I’m glad the ending didn’t jar – I had to consider it for some time before putting the piece in that order. For a while I thought I should end with the scene where I swim for the buoy and my dad is watching me. It’s lovely to hear that you are close to your father too – makes me realise how a small piece of information from someone (you’ve never even met) can make you feel a connection. Thanks for the energy – always appreciated.
Beautifully written.
Thank you! 🙂
This piece really affected me. The swimming out to the buoy scene was especially powerful, it made me think of my father and perfectly encapsulated the love and protection of a parent.
Thanks Sam. For me, when I write, there is always a seed that I grow the story from.

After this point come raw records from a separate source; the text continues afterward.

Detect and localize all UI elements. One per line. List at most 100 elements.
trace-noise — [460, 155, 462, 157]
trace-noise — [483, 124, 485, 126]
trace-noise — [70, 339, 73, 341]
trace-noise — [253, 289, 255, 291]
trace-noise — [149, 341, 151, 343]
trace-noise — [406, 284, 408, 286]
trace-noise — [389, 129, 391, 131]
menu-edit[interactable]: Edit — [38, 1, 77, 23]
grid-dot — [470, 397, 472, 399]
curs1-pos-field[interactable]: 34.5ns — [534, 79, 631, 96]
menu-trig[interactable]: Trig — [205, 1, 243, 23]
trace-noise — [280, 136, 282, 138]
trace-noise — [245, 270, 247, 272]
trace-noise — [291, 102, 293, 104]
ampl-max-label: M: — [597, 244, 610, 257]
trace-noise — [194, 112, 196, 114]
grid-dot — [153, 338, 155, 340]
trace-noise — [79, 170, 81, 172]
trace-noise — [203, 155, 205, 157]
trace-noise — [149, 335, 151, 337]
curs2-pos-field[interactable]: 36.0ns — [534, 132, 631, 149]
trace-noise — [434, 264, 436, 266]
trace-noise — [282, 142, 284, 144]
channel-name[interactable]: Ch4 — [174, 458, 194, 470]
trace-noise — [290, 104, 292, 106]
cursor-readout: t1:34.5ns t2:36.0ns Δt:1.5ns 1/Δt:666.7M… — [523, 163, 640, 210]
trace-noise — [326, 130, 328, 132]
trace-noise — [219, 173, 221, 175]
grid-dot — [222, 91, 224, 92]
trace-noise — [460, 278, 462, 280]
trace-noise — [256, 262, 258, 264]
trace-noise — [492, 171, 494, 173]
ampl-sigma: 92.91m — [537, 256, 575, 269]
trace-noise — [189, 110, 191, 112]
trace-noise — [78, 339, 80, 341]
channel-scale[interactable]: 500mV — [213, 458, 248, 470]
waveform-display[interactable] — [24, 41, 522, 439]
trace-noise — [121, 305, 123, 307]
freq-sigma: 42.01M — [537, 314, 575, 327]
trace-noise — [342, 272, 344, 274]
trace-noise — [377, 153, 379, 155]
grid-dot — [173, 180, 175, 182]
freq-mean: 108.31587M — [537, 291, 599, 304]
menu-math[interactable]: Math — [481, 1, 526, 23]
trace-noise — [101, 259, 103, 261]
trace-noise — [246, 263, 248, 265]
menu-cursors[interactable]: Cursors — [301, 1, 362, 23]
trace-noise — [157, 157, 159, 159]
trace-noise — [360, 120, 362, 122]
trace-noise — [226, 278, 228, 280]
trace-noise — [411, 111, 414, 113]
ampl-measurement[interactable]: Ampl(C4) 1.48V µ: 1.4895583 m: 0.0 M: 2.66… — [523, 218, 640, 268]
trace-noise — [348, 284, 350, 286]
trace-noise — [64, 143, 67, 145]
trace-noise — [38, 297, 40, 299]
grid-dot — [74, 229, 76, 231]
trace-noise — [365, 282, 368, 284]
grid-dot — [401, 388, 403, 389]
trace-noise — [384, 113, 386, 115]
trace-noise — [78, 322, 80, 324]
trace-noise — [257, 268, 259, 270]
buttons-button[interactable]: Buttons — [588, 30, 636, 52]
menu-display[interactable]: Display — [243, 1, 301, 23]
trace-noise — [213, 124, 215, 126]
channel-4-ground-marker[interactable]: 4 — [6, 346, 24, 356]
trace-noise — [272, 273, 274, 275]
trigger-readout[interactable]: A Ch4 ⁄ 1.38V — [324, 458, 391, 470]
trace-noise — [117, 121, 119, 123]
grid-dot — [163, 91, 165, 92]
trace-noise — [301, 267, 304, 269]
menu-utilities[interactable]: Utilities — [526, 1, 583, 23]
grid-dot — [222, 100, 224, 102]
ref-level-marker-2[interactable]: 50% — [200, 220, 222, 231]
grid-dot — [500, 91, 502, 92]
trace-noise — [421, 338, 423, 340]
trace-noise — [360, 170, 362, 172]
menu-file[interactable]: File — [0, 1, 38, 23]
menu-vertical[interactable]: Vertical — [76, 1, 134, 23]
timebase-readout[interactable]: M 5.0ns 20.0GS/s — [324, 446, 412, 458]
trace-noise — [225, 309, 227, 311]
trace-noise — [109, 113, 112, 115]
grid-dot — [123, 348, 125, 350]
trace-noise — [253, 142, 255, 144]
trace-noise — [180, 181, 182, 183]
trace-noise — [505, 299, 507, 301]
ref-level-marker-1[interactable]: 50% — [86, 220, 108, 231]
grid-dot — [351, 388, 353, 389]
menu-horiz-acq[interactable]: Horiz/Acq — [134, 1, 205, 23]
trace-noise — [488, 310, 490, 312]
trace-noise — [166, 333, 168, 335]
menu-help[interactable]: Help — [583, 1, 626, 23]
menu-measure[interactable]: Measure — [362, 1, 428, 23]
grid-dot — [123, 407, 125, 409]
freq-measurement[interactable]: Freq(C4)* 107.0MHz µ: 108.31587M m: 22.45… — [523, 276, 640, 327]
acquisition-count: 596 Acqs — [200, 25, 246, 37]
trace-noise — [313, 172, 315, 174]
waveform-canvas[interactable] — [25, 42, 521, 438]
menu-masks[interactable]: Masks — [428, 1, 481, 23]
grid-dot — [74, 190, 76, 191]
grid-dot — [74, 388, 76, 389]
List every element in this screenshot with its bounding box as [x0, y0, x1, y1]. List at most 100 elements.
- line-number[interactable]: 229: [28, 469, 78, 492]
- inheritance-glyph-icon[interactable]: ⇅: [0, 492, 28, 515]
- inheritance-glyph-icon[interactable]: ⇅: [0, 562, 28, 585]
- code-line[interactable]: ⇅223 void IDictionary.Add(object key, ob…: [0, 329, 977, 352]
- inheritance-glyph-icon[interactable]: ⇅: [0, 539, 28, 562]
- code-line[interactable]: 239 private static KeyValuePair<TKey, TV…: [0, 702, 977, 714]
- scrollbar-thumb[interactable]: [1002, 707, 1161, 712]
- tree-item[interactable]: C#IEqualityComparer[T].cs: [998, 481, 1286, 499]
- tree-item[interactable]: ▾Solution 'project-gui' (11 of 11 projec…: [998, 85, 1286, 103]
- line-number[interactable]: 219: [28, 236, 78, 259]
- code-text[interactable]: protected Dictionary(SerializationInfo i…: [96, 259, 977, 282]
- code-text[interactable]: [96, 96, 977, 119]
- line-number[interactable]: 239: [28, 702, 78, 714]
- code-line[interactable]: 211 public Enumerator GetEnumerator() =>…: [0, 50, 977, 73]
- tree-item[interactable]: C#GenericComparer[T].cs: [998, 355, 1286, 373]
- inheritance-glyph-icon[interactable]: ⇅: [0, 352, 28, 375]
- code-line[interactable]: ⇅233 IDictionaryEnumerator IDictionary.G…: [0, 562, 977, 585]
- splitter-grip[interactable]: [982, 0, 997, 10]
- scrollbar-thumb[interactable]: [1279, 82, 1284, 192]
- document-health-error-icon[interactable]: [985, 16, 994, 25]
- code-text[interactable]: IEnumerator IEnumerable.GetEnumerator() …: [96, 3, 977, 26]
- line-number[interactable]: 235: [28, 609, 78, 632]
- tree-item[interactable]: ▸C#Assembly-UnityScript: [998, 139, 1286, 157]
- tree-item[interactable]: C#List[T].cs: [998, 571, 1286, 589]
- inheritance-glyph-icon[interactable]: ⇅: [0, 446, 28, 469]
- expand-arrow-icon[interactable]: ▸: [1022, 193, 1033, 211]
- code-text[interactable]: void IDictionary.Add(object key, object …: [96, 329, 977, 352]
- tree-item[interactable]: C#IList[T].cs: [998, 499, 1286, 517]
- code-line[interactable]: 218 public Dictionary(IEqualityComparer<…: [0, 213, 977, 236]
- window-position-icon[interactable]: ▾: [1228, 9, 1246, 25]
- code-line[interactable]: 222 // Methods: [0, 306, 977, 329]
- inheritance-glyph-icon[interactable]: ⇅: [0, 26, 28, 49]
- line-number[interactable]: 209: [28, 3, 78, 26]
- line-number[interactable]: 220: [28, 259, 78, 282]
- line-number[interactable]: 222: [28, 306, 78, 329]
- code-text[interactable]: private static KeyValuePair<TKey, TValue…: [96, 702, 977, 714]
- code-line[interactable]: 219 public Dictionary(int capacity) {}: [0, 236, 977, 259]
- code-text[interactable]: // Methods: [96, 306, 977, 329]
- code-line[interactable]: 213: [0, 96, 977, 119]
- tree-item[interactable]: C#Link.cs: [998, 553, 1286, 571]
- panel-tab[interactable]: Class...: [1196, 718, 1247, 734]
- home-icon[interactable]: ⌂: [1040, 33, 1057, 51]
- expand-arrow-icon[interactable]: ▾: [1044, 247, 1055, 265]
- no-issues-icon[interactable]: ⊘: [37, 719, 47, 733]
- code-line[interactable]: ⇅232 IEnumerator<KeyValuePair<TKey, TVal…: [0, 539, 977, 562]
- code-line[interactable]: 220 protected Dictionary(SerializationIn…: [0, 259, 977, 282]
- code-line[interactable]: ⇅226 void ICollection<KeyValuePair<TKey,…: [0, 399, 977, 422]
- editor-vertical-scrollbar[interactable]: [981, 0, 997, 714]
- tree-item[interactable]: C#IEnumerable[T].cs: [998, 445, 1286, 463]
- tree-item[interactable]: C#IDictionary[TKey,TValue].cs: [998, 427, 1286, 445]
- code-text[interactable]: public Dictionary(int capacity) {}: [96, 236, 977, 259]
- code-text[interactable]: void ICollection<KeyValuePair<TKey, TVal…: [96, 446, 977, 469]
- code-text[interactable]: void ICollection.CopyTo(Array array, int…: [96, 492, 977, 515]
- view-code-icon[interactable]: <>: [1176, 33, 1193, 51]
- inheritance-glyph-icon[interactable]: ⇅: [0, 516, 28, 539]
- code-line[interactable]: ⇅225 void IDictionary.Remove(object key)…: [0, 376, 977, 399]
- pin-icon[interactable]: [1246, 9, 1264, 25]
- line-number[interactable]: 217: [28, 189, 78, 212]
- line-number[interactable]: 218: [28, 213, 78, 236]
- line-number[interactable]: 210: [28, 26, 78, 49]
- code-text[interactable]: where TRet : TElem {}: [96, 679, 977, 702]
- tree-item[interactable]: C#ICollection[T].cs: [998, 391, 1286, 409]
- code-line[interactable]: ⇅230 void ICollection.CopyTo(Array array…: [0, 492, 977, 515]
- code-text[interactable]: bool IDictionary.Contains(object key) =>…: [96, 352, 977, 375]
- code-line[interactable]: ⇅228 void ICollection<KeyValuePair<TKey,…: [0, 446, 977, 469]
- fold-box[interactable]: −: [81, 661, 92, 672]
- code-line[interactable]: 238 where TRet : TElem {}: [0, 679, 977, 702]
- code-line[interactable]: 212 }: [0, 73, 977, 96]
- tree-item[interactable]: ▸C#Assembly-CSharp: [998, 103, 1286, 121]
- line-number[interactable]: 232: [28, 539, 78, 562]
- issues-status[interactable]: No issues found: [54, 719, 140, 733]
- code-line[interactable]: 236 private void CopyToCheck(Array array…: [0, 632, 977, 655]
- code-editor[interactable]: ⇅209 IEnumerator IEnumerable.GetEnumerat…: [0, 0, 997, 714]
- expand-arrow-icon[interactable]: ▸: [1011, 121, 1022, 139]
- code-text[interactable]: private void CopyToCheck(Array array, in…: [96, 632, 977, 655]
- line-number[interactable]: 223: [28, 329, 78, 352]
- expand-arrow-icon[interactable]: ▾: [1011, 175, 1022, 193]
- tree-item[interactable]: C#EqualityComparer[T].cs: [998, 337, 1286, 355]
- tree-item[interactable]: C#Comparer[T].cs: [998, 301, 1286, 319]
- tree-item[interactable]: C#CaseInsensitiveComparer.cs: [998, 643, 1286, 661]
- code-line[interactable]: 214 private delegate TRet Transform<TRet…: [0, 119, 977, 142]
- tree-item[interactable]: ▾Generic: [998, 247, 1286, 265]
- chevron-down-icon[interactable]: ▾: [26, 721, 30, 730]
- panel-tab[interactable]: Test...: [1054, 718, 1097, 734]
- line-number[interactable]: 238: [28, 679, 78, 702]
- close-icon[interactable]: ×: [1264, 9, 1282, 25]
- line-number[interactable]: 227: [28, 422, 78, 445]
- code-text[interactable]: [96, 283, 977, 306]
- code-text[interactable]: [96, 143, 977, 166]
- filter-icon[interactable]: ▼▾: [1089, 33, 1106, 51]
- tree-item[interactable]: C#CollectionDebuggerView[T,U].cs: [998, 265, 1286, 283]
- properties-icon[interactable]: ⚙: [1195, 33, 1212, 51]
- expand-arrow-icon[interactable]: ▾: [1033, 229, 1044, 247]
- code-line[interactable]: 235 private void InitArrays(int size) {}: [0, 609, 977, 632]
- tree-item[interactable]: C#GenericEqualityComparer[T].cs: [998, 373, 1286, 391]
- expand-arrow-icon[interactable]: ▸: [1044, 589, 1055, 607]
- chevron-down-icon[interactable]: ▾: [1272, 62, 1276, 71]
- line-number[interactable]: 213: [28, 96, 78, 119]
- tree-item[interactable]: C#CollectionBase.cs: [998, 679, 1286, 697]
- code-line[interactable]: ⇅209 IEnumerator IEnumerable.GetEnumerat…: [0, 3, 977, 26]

Although, the storm had affected me, and my Dad’s subsequent trip to the doctor (which made me think of his heart attack last year), it is actually the moment with the buoy that is this piece’s emotional centre, so, great that you responded to that.
We never grow too old for the love of our fathers and maybe, just maybe, the older we grow the more we understand their love and faithfulness to us.Beautiful. Leanne
You are right – and that concept about the older we grow the more we understand is one I can relate to exactly. I also find myself, thinking: ‘when my dad was this age I am at right now…’ For example I went on a ride at the fair the other week, and was terrified and felt sick afterwards, and then I thought how incredible my Dad was to have gone on all those rides with me when I was little!